La agitación sistemática de las dudas les permitía
abusar de una práctica rutinaria del periodismo estadounidense: la cobertura
equilibrada de las polémicas. Nacida para garantizar el acceso mediático a las
partes de un debate político, esa pauta fue distorsionada por las tabacaleras,
que así lograron que The New York Times o el respetado Edward
Murrow otorgaran a sus posturas marginales el mismo rango que al consenso
científico mayoritario.
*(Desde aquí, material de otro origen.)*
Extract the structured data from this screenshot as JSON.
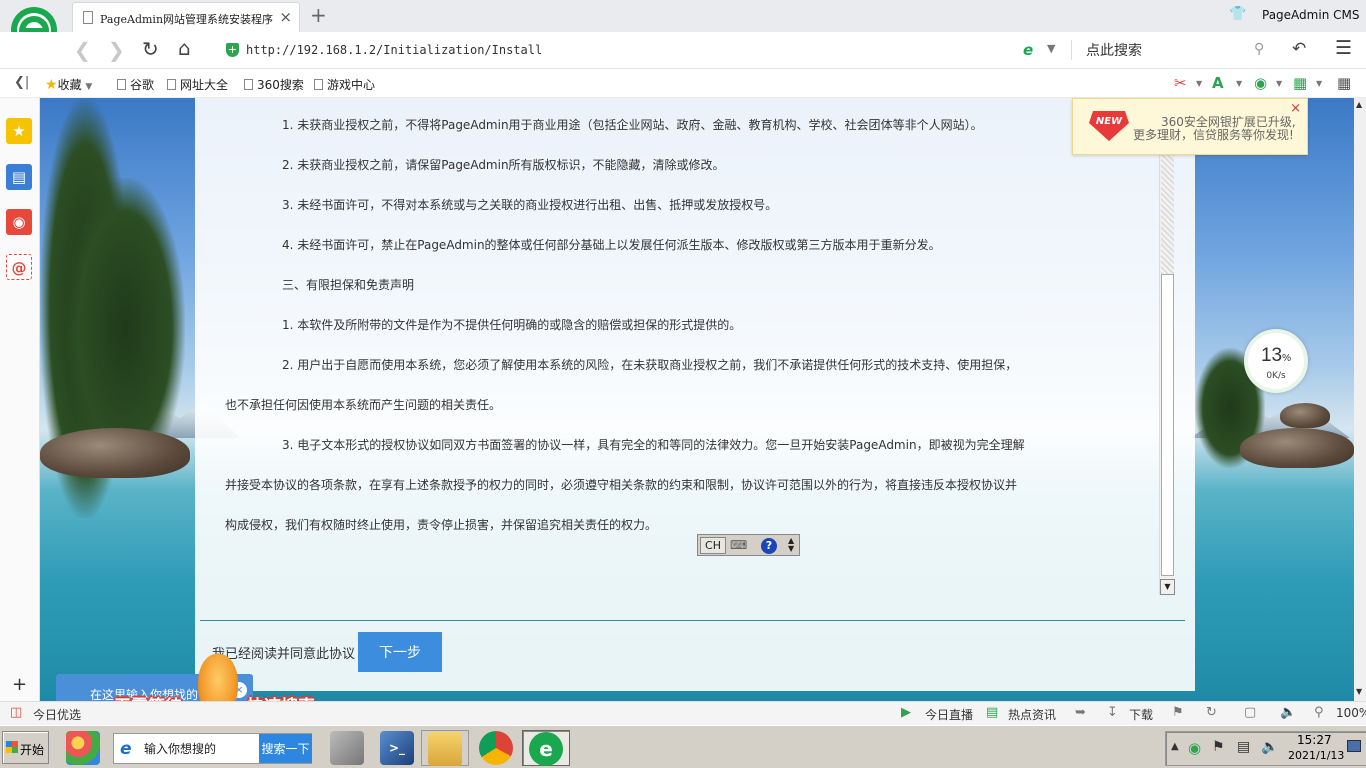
{
  "browser": {
    "tab_title": "PageAdmin网站管理系统安装程序",
    "tab_close": "×",
    "new_tab": "+",
    "user_label": "PageAdmin CMS",
    "url": "http://192.168.1.2/Initialization/Install",
    "search_placeholder": "点此搜索"
  },
  "bookmarks": {
    "favorites": "收藏",
    "items": [
      "谷歌",
      "网址大全",
      "360搜索",
      "游戏中心"
    ]
  },
  "page": {
    "paragraphs": [
      "1. 未获商业授权之前，不得将PageAdmin用于商业用途（包括企业网站、政府、金融、教育机构、学校、社会团体等非个人网站）。",
      "2. 未获商业授权之前，请保留PageAdmin所有版权标识，不能隐藏，清除或修改。",
      "3. 未经书面许可，不得对本系统或与之关联的商业授权进行出租、出售、抵押或发放授权号。",
      "4. 未经书面许可，禁止在PageAdmin的整体或任何部分基础上以发展任何派生版本、修改版权或第三方版本用于重新分发。",
      "三、有限担保和免责声明",
      "1. 本软件及所附带的文件是作为不提供任何明确的或隐含的赔偿或担保的形式提供的。",
      "2. 用户出于自愿而使用本系统，您必须了解使用本系统的风险，在未获取商业授权之前，我们不承诺提供任何形式的技术支持、使用担保，",
      "也不承担任何因使用本系统而产生问题的相关责任。",
      "3. 电子文本形式的授权协议如同双方书面签署的协议一样，具有完全的和等同的法律效力。您一旦开始安装PageAdmin，即被视为完全理解",
      "并接受本协议的各项条款，在享有上述条款授予的权力的同时，必须遵守相关条款的约束和限制，协议许可范围以外的行为，将直接违反本授权协议并",
      "构成侵权，我们有权随时终止使用，责令停止损害，并保留追究相关责任的权力。"
    ],
    "agree_label": "我已经阅读并同意此协议",
    "next_button": "下一步"
  },
  "ime": {
    "mode": "CH",
    "help": "?"
  },
  "notice": {
    "new_tag": "NEW",
    "line1": "360安全网银扩展已升级,",
    "line2": "更多理财，信贷服务等你发现!",
    "close": "×"
  },
  "speed": {
    "percent": "13",
    "percent_unit": "%",
    "rate": "0K/s"
  },
  "promo": {
    "hint": "在这里输入你想找的",
    "text_left": "无需等待",
    "text_right": "快速搜索"
  },
  "statusbar": {
    "today": "今日优选",
    "live": "今日直播",
    "news": "热点资讯",
    "download": "下载",
    "zoom": "100%"
  },
  "taskbar": {
    "start": "开始",
    "search_placeholder": "输入你想搜的",
    "search_button": "搜索一下",
    "time": "15:27",
    "date": "2021/1/13"
  },
  "colors": {
    "accent_button": "#3c8dde",
    "divider": "#2a8fa6",
    "logo_green": "#1aa84f"
  }
}
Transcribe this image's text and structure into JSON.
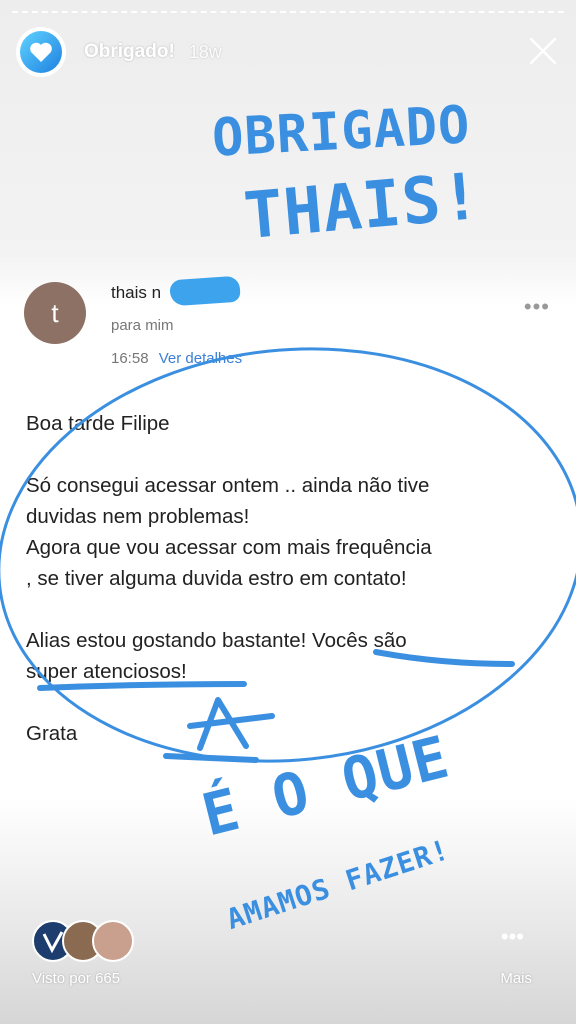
{
  "story": {
    "title": "Obrigado!",
    "age": "18w",
    "avatar_icon": "heart-icon",
    "accent": "#3b8fe0"
  },
  "handwriting": {
    "line1": "OBRIGADO",
    "line2": "THAIS!",
    "line3": "É O QUE",
    "line4": "AMAMOS FAZER!"
  },
  "email": {
    "avatar_letter": "t",
    "sender": "thais n",
    "recipient": "para mim",
    "time": "16:58",
    "details_link": "Ver detalhes",
    "greeting": "Boa tarde Filipe",
    "paragraph1_line1": "Só consegui acessar ontem .. ainda não tive",
    "paragraph1_line2": "duvidas nem problemas!",
    "paragraph1_line3": "Agora que vou acessar com mais frequência",
    "paragraph1_line4": ", se tiver alguma duvida estro em contato!",
    "paragraph2_line1": "Alias estou gostando bastante! Vocês são",
    "paragraph2_line2": "super atenciosos!",
    "signoff": "Grata"
  },
  "footer": {
    "seen_by": "Visto por 665",
    "more_label": "Mais"
  }
}
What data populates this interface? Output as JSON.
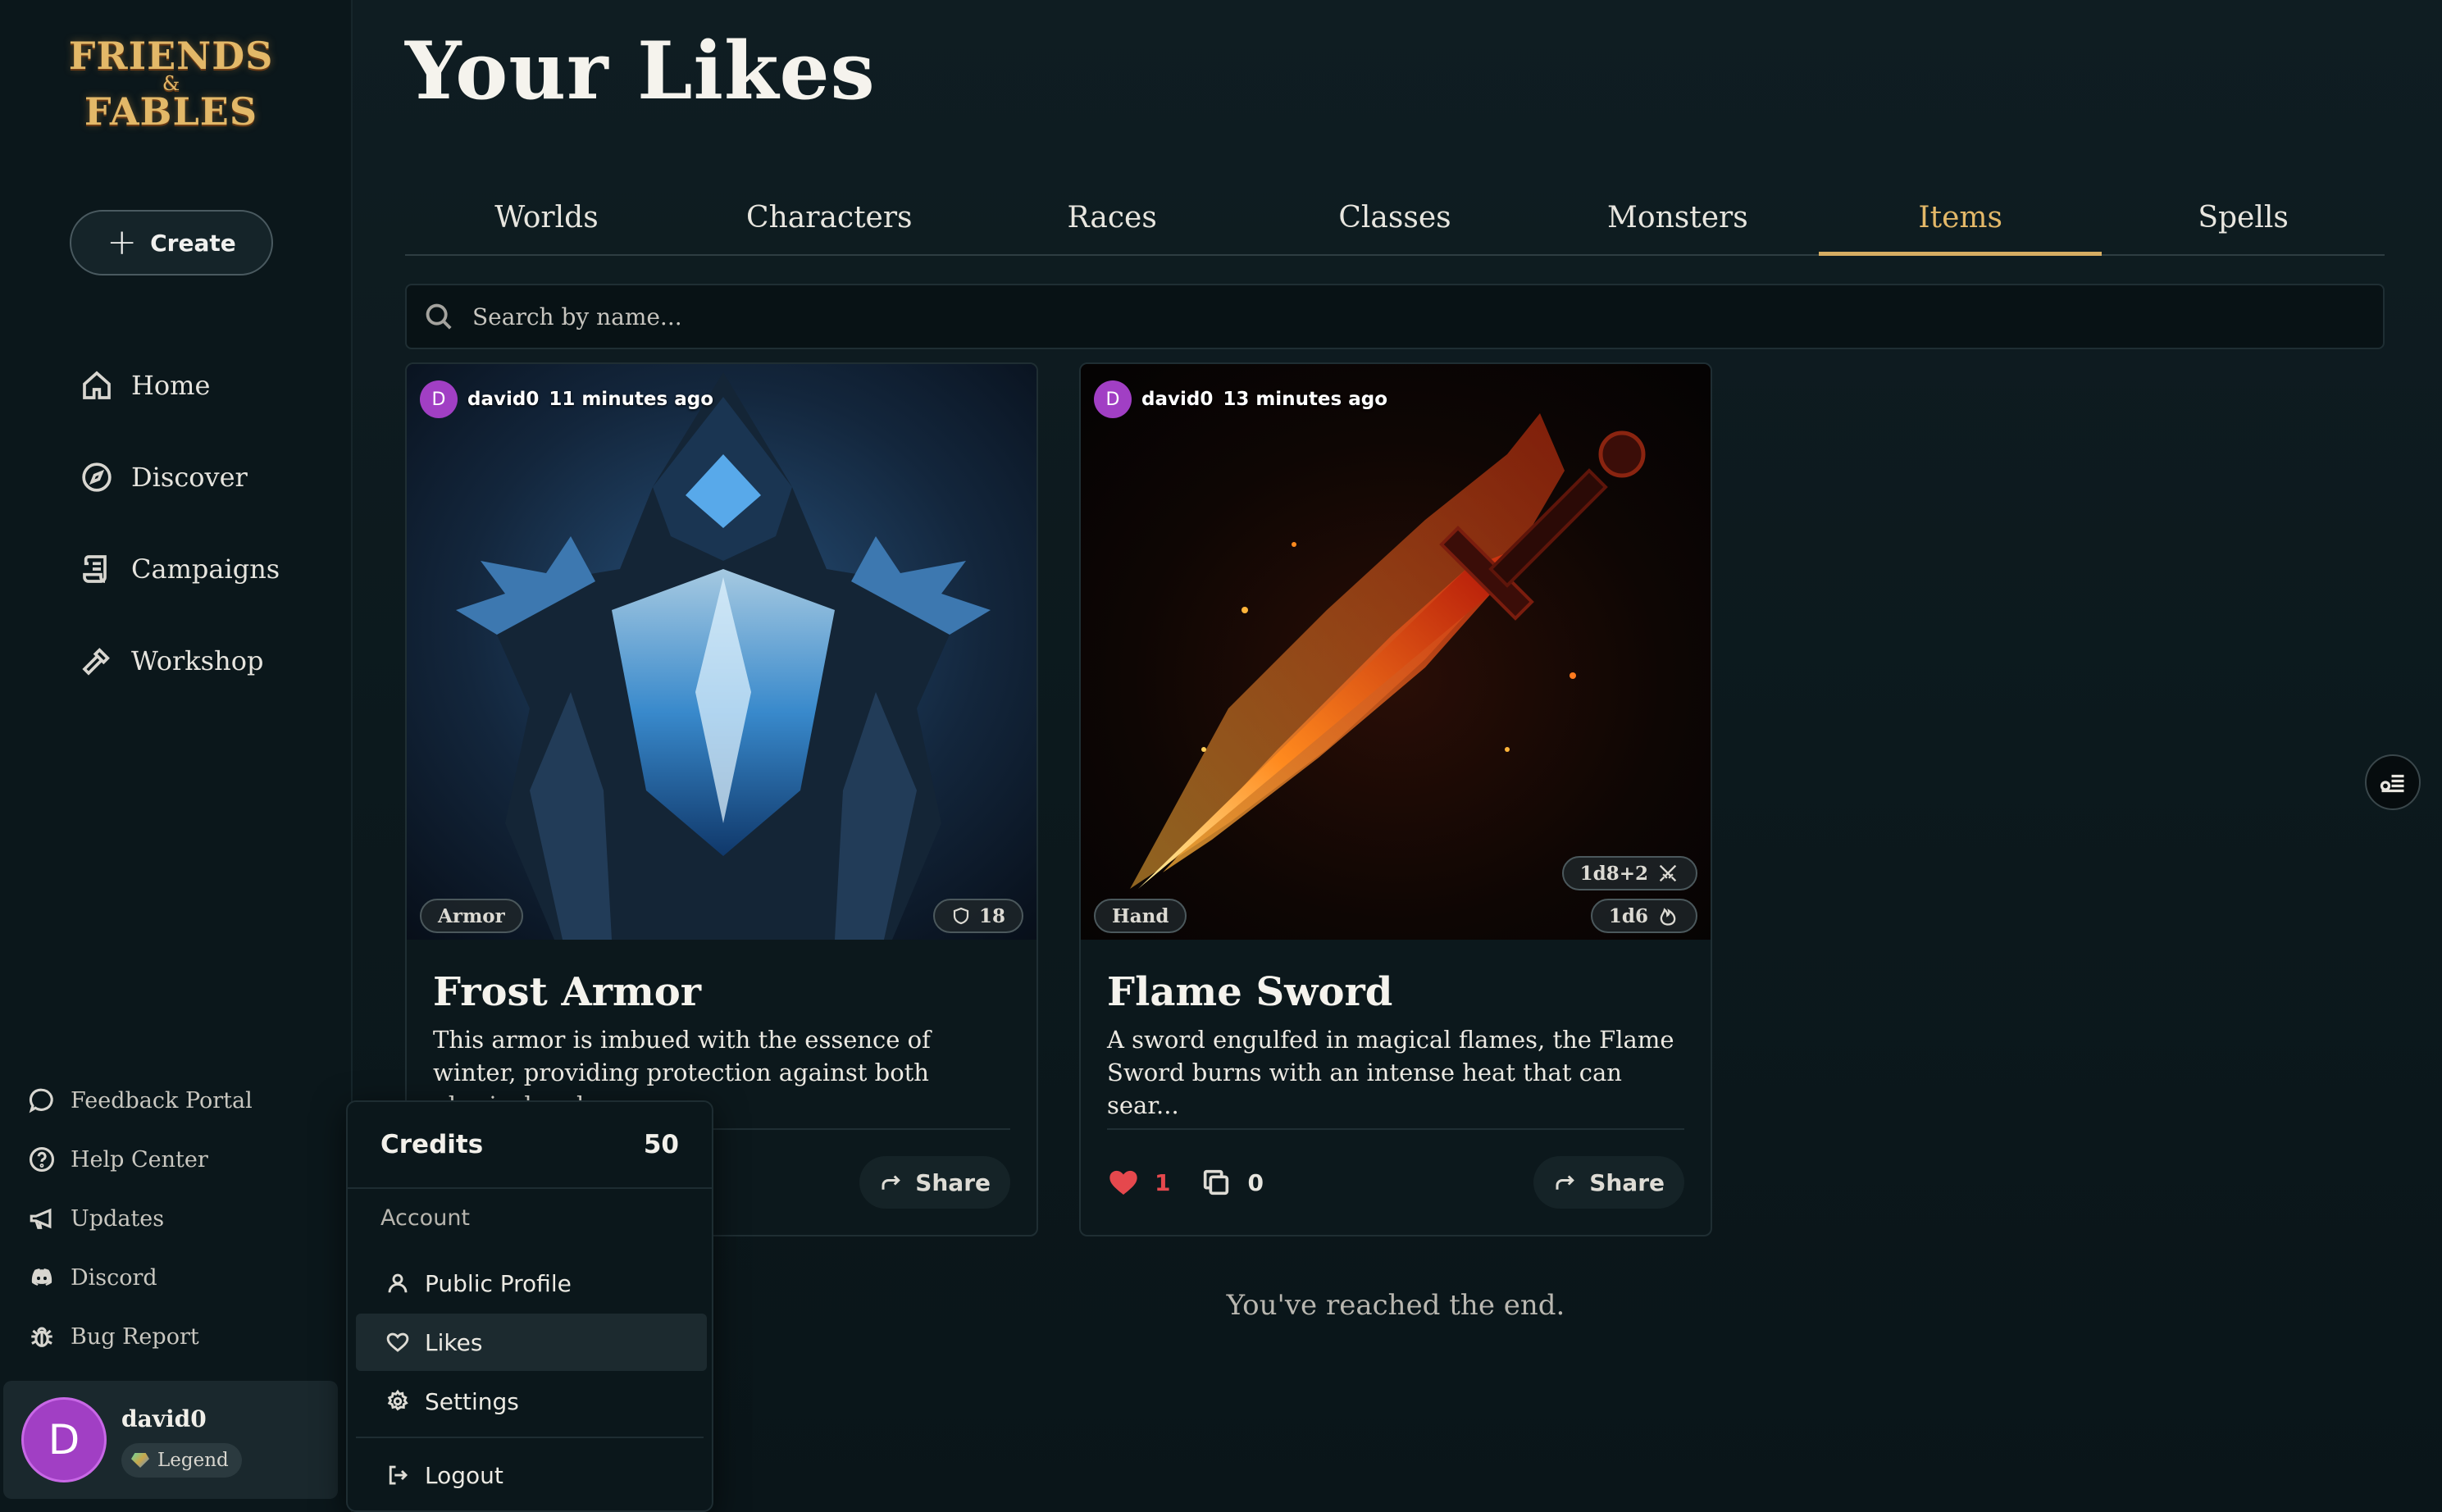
{
  "logo": {
    "line1": "FRIENDS",
    "line2": "&",
    "line3": "FABLES"
  },
  "sidebar": {
    "create_label": "Create",
    "nav": [
      {
        "label": "Home",
        "icon": "home-icon"
      },
      {
        "label": "Discover",
        "icon": "compass-icon"
      },
      {
        "label": "Campaigns",
        "icon": "scroll-icon"
      },
      {
        "label": "Workshop",
        "icon": "hammer-icon"
      }
    ],
    "utility": [
      {
        "label": "Feedback Portal",
        "icon": "chat-bubble-icon"
      },
      {
        "label": "Help Center",
        "icon": "question-circle-icon"
      },
      {
        "label": "Updates",
        "icon": "megaphone-icon"
      },
      {
        "label": "Discord",
        "icon": "discord-icon"
      },
      {
        "label": "Bug Report",
        "icon": "bug-icon"
      }
    ],
    "user": {
      "avatar_letter": "D",
      "name": "david0",
      "badge": "Legend"
    }
  },
  "main": {
    "title": "Your Likes",
    "tabs": [
      "Worlds",
      "Characters",
      "Races",
      "Classes",
      "Monsters",
      "Items",
      "Spells"
    ],
    "active_tab": "Items",
    "search_placeholder": "Search by name...",
    "end_text": "You've reached the end."
  },
  "cards": [
    {
      "author_letter": "D",
      "author": "david0",
      "time": "11 minutes ago",
      "category": "Armor",
      "armor_value": "18",
      "title": "Frost Armor",
      "description": "This armor is imbued with the essence of winter, providing protection against both physical and...",
      "share_label": "Share"
    },
    {
      "author_letter": "D",
      "author": "david0",
      "time": "13 minutes ago",
      "category": "Hand",
      "damage1": "1d8+2",
      "damage2": "1d6",
      "title": "Flame Sword",
      "description": "A sword engulfed in magical flames, the Flame Sword burns with an intense heat that can sear...",
      "likes": "1",
      "copies": "0",
      "share_label": "Share"
    }
  ],
  "account_menu": {
    "credits_label": "Credits",
    "credits_value": "50",
    "section_label": "Account",
    "items": [
      {
        "label": "Public Profile",
        "icon": "user-icon"
      },
      {
        "label": "Likes",
        "icon": "heart-outline-icon"
      },
      {
        "label": "Settings",
        "icon": "gear-icon"
      },
      {
        "label": "Logout",
        "icon": "logout-icon"
      }
    ],
    "active_item": "Likes"
  },
  "colors": {
    "accent_gold": "#d6ad62",
    "avatar_purple": "#a13fc4",
    "like_red": "#e5484d",
    "background": "#0c191d"
  }
}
Se transmitía de ese modo a la opinión pública la engañosa
impresión de que los expertos se hallaban seriamente divididos.
Dudas torticeras
Que sus ardides hicieron escuela quedó claro cuando
el rearme impulsado por Ronald Reagan chocó con la hipótesis del invierno nuclear ideada
por Carl Sagan y otros expertos. El lúgubre escenario contradecía la propaganda
oficial, empeñada en minimizar el impacto de una guerra atómica. Para refutarlo
se creó el Instituto George C. Marshall y se introdujo en la panoplia
persuasiva una nueva arma: acusar a Sagan y sus colegas de hacerle el juego a
la Unión Soviética.
Ese modus operandi se repitió en
las sucesivas controversias. En la batalla por el humo de segundo mano, las
tabacaleras encargaron al Center for Indoor Air Research y revistas
‘académicas’ como Tobacco & Health negar el perjuicio
causado al fumador pasivo.
Con motivo de la lluvia ácida, las eléctricas se
movilizaron para desvincular sus emisiones de la muerte de los bosques. Cuando
saltó la alarma por el agujero de ozono, los fabricantes de aerosoles pugnaron
por absolver a los CFCs de su responsabilidad en el trastorno. Posteriormente,
se intentó rehabilitar al DDT a base de demonizar a Rachel Carson, quien
alertara de los nocivos efectos ambientales del insecticida.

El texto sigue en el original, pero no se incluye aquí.